Volleybal: regels duidelijk uitgelegd
Volleybal is een van de populairste sporten ter wereld. Hieronder lichten we de belangrijkste regels toe.
Volleybalregels - de belangrijkste punten
Het doel van volleybal is om de bal op de grond van het tegenveld te laten landen en te voorkomen dat deze op je eigen veld landt.
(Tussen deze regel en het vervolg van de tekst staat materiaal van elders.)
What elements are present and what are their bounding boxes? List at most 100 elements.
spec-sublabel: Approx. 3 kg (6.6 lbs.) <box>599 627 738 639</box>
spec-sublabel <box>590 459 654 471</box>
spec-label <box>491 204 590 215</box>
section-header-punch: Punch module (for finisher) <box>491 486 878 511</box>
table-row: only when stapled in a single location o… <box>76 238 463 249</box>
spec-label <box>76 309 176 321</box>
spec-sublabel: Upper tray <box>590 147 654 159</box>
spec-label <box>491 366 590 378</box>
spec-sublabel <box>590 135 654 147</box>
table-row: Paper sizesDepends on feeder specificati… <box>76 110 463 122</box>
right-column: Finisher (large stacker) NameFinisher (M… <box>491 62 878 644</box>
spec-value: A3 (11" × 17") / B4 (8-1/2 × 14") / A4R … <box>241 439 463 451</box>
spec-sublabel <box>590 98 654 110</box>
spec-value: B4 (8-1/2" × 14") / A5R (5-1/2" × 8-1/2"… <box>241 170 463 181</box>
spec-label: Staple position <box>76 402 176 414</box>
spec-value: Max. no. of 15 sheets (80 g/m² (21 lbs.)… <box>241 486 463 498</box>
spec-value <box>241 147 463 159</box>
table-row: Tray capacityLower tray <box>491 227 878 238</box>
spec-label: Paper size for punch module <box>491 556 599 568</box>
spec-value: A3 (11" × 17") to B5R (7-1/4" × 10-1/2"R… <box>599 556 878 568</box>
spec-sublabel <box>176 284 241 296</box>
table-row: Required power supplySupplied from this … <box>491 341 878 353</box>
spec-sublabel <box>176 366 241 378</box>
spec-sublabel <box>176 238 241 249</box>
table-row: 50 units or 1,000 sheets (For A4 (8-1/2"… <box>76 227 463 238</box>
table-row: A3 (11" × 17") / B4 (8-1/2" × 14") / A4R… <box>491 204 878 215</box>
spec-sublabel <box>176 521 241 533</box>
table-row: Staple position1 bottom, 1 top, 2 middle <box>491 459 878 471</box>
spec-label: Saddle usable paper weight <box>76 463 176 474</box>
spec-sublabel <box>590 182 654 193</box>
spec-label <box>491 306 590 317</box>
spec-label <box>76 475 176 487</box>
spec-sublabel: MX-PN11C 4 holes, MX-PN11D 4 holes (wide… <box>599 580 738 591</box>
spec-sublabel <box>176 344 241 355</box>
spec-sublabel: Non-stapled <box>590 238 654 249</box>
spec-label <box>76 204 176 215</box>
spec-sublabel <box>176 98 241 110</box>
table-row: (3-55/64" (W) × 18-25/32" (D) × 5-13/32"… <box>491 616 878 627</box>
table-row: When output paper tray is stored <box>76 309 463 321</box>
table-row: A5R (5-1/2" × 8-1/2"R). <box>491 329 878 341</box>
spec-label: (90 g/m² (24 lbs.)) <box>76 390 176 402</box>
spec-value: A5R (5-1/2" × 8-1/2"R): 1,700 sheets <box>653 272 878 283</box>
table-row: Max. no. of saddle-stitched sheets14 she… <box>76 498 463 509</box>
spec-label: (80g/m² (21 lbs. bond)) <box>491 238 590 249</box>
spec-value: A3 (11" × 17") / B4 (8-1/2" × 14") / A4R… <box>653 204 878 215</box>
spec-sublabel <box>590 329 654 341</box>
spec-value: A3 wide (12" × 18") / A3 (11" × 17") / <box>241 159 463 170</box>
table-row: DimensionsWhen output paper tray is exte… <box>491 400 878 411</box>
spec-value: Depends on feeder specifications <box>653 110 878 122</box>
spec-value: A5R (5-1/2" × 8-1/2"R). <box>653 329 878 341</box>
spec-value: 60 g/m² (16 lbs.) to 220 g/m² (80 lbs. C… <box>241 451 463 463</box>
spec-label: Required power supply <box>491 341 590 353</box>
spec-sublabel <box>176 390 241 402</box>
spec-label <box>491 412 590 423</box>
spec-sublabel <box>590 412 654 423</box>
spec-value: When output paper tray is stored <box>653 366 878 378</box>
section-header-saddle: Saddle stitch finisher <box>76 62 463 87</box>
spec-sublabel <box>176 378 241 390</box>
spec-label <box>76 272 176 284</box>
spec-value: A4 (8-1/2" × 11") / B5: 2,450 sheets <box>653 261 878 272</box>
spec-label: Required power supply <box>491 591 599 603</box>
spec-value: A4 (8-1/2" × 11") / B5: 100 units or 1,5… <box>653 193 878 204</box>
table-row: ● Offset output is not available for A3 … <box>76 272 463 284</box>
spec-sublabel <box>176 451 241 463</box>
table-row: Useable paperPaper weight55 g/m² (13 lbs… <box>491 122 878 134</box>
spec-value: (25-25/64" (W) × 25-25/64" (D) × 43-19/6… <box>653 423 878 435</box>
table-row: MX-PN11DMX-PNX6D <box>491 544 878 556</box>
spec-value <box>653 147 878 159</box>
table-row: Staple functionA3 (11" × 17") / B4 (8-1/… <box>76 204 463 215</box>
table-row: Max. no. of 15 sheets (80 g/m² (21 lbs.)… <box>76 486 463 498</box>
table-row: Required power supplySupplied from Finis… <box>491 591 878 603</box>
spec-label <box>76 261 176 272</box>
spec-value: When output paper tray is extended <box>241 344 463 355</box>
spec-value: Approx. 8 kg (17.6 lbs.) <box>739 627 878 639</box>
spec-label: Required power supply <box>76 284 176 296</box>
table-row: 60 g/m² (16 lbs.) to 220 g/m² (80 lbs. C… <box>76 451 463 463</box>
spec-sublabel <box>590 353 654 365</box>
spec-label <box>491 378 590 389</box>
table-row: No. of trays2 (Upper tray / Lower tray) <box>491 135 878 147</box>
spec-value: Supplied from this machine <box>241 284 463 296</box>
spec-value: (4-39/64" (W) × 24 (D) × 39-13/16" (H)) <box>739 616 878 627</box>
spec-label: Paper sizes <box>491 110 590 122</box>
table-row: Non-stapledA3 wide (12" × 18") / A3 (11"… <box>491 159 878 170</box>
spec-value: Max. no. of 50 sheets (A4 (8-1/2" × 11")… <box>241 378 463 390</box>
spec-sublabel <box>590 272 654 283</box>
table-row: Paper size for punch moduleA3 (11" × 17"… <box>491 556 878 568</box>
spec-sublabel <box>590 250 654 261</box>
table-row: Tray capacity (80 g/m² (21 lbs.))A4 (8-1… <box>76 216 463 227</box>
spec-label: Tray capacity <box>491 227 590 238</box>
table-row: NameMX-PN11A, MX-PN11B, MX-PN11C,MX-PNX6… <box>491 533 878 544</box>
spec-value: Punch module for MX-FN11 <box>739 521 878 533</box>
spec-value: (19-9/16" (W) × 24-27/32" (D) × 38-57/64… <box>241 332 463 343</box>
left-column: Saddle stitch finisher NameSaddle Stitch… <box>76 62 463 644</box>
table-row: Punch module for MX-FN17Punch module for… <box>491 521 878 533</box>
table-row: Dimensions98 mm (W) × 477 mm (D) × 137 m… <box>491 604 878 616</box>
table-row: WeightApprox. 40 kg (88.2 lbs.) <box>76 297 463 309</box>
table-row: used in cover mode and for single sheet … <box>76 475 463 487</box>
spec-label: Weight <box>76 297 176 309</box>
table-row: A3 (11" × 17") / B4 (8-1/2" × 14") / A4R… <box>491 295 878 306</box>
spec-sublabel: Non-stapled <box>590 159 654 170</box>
- Bij volleybal staan twee teams, elk met zes spelers, tegenover elkaar. De positie van deze spelers is vast en na een verandering van service veranderen de spelers van het respectieve team hun posities in een vaste volgorde.
- Er zijn geen tijdslimieten voor volleybal. Om het spel te winnen, moet een team drie sets winnen. Er worden in totaal vijf sets gespeeld. Een set wordt gewonnen wanneer een team 25 punten bereikt en een voorsprong heeft van minimaal twee punten.
- Als de bal op het tegenoverliggende veld landt, krijg je een punt. Het team dat de laatste beurt heeft gewonnen dient.
- Het leidende team kan na elke 8 of 16 punten een pauze van één minuut aanvragen. Beide teams kunnen een time-out van elk 30 minuten aanvragen, ongeacht de score.
- Het is toegestaan om de bal drie keer in één beurt te passeren. Bij volleybal is het verboden dat een speler de bal twee keer achter elkaar accepteert.
- Per set zijn zes 6 vervangingen toegestaan. Vervangen spelers kunnen alleen worden vervangen als de eerder vervangen speler deze speler vervangt.
Hoe een volleybalbeweging te winnen
Volgens de regels zijn er in volleybal verschillende manieren om zelf een zet te beslissen.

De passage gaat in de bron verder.